The house prices of Melbourne and Sydney fell heavily in November, adding more pain to the housing market.
National house prices fell 0.7% and the combined capitals prices fell 0.9% in the month of November. The national markets were mostly driven by the 1.4% fall of Sydney prices and the 1% fall of Melbourne prices.
This brings the fall over the last three month to 2.8% in Sydney and 2.4% in Melbourne.
It seems the actions of Commonwealth Bank of Australia (ASX: CBA), Australia and New Zealand Banking Group (ASX: ANZ), National Australia Bank Ltd (ASX: NAB) and Westpac Bank Corp (ASX: WBC) are having an effect on the market.

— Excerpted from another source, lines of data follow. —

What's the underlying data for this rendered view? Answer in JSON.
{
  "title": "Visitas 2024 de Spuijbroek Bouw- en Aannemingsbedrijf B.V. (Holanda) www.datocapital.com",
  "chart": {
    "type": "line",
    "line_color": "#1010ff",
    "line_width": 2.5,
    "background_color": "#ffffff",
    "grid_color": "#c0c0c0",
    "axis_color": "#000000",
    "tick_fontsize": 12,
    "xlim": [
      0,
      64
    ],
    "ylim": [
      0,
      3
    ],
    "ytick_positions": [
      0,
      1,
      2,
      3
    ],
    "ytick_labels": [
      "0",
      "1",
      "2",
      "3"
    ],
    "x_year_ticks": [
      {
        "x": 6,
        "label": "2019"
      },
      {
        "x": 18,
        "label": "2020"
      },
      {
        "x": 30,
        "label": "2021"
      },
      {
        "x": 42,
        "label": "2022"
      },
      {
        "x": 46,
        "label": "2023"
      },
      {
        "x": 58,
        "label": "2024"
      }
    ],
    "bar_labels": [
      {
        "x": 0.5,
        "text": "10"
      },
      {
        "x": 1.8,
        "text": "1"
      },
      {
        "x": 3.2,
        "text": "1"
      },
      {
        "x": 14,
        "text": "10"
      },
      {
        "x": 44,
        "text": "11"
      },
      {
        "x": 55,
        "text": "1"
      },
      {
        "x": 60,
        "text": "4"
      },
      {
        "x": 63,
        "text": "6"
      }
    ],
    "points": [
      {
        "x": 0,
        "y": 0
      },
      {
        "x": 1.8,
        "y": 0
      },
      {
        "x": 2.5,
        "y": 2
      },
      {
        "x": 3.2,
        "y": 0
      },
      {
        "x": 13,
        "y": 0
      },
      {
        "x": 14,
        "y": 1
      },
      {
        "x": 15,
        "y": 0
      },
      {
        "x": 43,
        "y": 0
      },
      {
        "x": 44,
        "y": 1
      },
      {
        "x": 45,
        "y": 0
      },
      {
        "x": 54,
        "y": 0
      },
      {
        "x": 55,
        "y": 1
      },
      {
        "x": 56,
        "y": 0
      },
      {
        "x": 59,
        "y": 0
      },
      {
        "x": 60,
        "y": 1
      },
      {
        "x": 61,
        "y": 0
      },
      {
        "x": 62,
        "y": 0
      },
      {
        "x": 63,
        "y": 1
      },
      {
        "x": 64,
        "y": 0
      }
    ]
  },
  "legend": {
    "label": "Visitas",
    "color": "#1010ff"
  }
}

Since the peak of July last year, Sydney's housing market is down 9.5%. Unless a Christmas miracle happens, Sydney is on track to 'beat' the previous decline record of 9.6% set between 1989 to 1991. Melbourne prices are down 5.8% since the peak a year ago.
However, it wasn't all bad in November for every city. Brisbane and Adelaide prices went up 0.1%, Hobart & Darwin prices increased by 0.7%, Canberra prices grew 0.6% but Perth prices fell 0.7%.
CoreLogic head of research Tim Lawless pointed out that the tightening of finance conditions had been more pronounced with investors, where Sydney and Melbourne had much higher concentrations of investor demand.
Mr Lawless said "Additionally, housing affordability constraints are more pronounced in these markets and rental yields are substantially lower, indicating an imbalance between rental values and dwelling values.
"The ramp up in housing supply has been more pronounced in these markets against a backdrop of slowing demand, and Sydney and Melbourne have also been more affected by the reduction of foreign buying activity."
Foolish takeaway
With auction clearance rates sitting in the low 40% range it suggests that price falls will continue in December. As long as there isn't a large rise in bad debt then the big four banks should cope.
However, at this point I certainly wouldn't want to buy an investment property or ANZ Bank shares.